One driver, who declined to speak for attribution, said he has been on Orion since mid-2014 and dislikes it, because it strikes him as illogical. He said that while a colleague who drives a rural route saves more than 20 miles a day using Orion, the program actually added miles to his urban routes when it reduced the total number of routes and combined them. He says the program calculates routes with more left turns and assumes he’ll be backing up—two things UPS drivers are taught to avoid to keep safe. And he doesn’t like it when Orion tells a driver to deliver to a neighborhood but skip some houses, leaving some stops in the area for another driver.
A second driver who started on Orion this year echoed similar concerns.
A UPS spokeswoman said that drivers are also supposed to use their own judgment in following Orion, and that the program doesn't direct them to violate safety rules.
For example, drivers could refrain from using Orion if there is a traffic event that the system can’t factor. But the company maintains that a driver together with Orion is better than each alone.
Like it or not, more automation is coming to UPS.
“Orion…is not an endgame; it is part of a platform,” Mr. Abney, UPS’s CEO, said. “[T]hese initiatives, along with others, will reduce our delivery costs and provide economic value to our customers and our shareholders.”
UPS engineers are already enhancing Orion so it will update delivery schedules while drivers are on the road, useful in a situation in which a driver might abandon Orion’s instructions because of an unexpected road closure due to an accident, but want to resume using Orion later in the day. Upcoming versions also will include turn-by-turn driving instructions—not yet part of the system.

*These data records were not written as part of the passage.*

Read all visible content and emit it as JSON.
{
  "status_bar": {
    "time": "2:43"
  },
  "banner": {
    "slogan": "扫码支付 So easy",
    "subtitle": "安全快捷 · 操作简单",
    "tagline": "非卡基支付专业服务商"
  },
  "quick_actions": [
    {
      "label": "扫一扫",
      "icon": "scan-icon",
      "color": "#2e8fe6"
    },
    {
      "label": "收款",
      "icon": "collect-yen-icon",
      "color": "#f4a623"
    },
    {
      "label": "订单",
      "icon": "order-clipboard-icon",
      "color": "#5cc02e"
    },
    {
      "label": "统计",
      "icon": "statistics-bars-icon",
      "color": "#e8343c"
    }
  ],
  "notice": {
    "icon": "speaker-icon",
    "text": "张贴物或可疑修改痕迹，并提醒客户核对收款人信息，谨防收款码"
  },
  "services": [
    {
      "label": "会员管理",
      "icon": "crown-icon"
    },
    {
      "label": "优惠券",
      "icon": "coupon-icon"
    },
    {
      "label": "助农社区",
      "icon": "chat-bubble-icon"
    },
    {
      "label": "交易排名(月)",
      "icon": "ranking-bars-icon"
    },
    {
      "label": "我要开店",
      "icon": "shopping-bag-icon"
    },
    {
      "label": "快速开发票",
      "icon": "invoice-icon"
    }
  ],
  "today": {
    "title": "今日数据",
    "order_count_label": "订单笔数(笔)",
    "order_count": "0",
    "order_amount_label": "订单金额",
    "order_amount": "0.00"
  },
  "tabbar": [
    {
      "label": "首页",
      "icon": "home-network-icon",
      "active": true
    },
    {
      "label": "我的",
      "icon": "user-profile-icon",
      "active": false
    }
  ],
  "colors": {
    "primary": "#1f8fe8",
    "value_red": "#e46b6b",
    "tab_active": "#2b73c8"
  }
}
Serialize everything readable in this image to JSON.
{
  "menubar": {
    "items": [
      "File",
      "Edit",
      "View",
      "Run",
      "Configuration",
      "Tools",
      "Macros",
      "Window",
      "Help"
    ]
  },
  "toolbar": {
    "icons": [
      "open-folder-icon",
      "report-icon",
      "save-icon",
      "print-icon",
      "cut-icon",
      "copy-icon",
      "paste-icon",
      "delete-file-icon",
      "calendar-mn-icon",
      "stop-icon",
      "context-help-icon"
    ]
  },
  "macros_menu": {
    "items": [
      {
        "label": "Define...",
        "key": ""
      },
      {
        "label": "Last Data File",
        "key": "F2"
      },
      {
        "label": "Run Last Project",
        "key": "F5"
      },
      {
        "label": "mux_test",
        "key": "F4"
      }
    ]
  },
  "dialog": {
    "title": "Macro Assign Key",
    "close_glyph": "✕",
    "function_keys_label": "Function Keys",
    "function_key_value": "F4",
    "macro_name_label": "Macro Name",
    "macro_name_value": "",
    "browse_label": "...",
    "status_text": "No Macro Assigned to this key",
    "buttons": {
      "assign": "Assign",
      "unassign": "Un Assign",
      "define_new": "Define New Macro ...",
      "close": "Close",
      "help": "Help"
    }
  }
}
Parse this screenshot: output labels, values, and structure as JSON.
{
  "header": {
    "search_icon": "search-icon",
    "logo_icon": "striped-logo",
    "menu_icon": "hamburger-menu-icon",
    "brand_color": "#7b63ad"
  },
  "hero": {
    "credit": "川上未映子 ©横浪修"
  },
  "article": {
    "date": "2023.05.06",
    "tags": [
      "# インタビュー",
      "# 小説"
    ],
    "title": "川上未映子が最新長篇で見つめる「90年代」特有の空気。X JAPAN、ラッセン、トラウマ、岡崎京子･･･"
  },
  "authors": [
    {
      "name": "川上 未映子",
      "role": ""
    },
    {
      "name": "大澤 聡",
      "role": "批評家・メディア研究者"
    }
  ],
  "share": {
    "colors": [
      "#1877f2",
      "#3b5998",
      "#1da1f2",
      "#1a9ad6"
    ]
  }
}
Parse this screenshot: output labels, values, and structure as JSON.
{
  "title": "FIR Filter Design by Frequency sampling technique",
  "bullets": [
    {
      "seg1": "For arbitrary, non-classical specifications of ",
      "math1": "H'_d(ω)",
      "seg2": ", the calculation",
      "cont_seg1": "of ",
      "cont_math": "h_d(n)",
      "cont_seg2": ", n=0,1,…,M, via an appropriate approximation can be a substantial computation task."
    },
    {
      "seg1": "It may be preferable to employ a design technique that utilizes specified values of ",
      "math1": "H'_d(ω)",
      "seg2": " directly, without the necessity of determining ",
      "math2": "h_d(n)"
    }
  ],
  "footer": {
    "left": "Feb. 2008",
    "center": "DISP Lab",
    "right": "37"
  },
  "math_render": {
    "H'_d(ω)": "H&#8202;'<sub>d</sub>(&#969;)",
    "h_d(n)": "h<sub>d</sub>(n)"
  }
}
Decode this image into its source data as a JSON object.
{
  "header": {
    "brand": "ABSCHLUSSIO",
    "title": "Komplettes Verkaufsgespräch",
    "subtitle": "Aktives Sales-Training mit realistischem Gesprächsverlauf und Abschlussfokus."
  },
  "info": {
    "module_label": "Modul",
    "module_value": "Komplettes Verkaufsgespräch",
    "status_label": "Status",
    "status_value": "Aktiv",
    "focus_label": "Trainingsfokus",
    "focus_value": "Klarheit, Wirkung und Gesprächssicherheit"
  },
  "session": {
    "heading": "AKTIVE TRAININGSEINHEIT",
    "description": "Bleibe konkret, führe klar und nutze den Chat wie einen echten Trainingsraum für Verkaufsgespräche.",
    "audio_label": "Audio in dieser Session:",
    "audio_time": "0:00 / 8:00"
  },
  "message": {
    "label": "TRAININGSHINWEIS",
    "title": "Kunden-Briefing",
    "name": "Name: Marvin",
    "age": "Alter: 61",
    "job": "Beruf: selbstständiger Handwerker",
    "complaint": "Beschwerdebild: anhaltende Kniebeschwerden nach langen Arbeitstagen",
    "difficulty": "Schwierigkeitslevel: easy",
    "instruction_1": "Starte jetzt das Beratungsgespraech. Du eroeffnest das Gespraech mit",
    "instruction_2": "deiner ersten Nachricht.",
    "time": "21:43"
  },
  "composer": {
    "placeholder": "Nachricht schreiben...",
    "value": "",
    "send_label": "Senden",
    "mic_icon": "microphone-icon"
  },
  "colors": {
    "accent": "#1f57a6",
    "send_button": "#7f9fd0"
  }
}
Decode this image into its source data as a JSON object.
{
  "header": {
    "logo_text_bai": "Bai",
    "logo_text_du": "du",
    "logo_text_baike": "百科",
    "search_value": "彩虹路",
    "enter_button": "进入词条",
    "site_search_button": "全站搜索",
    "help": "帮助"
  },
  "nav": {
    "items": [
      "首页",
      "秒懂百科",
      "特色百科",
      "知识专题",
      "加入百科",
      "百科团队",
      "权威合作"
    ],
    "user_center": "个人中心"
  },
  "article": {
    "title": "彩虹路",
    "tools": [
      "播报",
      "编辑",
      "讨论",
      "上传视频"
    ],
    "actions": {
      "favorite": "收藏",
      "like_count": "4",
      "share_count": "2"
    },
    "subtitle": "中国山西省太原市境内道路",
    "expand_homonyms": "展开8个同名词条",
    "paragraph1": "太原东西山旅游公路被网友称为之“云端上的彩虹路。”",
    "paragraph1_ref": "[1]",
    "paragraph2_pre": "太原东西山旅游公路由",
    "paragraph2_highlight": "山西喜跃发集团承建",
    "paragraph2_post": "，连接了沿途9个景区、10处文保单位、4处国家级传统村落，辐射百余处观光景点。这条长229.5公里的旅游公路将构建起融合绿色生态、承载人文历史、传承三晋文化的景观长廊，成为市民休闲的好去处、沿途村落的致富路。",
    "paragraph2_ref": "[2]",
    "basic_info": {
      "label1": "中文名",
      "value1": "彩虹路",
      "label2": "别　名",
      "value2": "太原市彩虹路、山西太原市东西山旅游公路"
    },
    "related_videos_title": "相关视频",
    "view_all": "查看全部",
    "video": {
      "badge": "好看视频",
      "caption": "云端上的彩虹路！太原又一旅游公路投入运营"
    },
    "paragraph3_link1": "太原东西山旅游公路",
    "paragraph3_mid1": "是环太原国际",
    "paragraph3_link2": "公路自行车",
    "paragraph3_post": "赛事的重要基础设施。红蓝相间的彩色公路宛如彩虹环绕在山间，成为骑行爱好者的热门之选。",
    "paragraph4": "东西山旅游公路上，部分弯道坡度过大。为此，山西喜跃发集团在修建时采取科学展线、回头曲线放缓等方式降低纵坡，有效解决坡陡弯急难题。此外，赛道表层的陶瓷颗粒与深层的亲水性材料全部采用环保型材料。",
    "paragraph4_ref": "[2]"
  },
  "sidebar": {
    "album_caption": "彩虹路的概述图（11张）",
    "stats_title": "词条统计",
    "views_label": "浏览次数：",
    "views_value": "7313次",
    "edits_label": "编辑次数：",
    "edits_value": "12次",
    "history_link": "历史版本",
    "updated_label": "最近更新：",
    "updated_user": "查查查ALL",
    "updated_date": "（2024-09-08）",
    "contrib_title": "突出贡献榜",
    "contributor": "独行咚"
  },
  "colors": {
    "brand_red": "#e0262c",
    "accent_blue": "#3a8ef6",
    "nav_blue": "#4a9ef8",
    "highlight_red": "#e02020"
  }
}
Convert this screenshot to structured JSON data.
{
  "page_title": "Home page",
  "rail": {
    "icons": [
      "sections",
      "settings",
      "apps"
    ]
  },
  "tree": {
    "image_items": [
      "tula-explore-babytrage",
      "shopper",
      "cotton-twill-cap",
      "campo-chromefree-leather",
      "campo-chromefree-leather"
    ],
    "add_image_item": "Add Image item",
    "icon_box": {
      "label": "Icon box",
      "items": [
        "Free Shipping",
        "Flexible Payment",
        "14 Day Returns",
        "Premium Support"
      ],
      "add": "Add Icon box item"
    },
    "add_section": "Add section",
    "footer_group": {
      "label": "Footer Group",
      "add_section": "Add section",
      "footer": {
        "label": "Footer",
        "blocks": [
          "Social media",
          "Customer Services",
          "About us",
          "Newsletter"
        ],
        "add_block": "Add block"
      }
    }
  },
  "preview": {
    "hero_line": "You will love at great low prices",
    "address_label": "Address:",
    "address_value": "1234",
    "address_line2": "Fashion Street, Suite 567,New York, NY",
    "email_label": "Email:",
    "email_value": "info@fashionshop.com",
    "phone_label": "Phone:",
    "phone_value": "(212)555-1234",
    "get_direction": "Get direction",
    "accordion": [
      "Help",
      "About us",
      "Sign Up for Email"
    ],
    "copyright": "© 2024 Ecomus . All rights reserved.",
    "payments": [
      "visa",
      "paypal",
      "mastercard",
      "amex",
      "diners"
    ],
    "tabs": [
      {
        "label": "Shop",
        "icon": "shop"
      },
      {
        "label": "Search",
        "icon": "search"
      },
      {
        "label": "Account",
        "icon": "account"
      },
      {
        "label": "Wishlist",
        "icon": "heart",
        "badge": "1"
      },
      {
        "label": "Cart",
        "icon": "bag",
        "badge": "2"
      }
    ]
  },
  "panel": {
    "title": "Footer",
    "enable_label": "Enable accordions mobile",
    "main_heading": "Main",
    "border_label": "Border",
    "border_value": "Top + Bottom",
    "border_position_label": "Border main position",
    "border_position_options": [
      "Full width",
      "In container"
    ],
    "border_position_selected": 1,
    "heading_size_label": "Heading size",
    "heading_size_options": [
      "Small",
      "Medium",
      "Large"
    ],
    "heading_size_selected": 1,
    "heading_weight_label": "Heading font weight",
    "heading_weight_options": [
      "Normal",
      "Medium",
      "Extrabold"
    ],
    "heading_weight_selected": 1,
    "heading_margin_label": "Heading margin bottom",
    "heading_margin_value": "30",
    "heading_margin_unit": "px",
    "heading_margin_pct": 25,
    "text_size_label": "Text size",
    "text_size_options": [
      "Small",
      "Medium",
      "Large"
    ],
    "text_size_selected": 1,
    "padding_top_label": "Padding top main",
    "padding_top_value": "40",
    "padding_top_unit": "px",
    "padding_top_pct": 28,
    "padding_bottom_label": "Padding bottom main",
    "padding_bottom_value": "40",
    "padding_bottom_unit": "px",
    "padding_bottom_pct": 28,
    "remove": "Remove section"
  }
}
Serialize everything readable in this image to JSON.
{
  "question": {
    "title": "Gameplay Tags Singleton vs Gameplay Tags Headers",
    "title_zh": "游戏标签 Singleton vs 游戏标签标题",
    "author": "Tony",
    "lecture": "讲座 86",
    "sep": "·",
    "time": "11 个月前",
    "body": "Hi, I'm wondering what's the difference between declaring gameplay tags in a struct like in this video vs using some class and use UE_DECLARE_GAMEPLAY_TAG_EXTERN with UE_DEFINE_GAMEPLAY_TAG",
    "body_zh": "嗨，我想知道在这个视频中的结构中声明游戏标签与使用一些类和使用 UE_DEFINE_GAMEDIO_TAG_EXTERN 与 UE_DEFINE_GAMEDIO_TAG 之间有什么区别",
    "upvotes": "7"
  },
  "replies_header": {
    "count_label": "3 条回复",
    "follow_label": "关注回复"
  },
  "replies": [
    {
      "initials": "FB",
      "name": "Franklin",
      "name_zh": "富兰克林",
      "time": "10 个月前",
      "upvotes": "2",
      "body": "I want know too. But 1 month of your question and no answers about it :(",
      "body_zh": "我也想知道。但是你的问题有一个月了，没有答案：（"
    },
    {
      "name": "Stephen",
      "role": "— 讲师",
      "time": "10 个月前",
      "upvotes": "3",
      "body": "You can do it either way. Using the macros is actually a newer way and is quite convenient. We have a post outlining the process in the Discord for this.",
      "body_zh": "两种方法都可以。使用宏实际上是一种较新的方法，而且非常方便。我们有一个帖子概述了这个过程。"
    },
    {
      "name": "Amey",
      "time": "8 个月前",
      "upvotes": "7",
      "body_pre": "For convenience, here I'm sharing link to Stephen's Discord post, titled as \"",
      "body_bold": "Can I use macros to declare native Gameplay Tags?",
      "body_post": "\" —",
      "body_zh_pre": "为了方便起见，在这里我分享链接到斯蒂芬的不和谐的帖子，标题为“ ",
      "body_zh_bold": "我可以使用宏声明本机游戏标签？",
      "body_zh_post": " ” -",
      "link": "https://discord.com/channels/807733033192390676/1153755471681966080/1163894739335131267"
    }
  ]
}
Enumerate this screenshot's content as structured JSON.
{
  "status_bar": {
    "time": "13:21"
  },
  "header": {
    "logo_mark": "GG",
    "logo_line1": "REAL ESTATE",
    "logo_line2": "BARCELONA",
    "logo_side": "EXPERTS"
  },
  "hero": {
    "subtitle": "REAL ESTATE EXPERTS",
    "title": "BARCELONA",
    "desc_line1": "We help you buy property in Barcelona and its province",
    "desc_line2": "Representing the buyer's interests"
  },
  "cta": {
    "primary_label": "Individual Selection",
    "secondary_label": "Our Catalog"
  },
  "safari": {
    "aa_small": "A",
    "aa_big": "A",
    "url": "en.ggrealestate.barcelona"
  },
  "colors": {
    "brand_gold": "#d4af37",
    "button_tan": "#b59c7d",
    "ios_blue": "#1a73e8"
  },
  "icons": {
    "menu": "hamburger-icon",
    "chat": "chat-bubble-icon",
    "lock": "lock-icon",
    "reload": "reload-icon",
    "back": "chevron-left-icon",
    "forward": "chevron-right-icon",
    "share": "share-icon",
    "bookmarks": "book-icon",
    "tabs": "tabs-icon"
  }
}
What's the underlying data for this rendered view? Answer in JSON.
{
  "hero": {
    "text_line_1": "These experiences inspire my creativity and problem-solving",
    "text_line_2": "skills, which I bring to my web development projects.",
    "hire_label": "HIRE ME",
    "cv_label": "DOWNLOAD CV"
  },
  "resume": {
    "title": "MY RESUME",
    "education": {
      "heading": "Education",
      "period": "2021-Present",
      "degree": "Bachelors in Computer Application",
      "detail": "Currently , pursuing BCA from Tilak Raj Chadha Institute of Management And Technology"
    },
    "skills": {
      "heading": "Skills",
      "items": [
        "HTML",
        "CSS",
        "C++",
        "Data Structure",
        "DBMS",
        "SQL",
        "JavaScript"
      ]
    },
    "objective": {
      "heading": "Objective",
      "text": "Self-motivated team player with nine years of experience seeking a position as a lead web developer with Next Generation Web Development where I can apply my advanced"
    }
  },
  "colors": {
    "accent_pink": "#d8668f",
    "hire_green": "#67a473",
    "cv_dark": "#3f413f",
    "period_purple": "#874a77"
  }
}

At some point, Orion may coincide with the rise of driverless vehicles. While true self-driving cars won’t be on the road any time soon, the idea of connecting a few driverless trucks in a platoon with one driver in a vehicle at the front isn’t far-fetched, according to Mr. Davenport. “What must be scary is that there will be automated vehicles at some point, although my guess is that it will not happen any time soon,” he says. “The driver will have less and less to do.”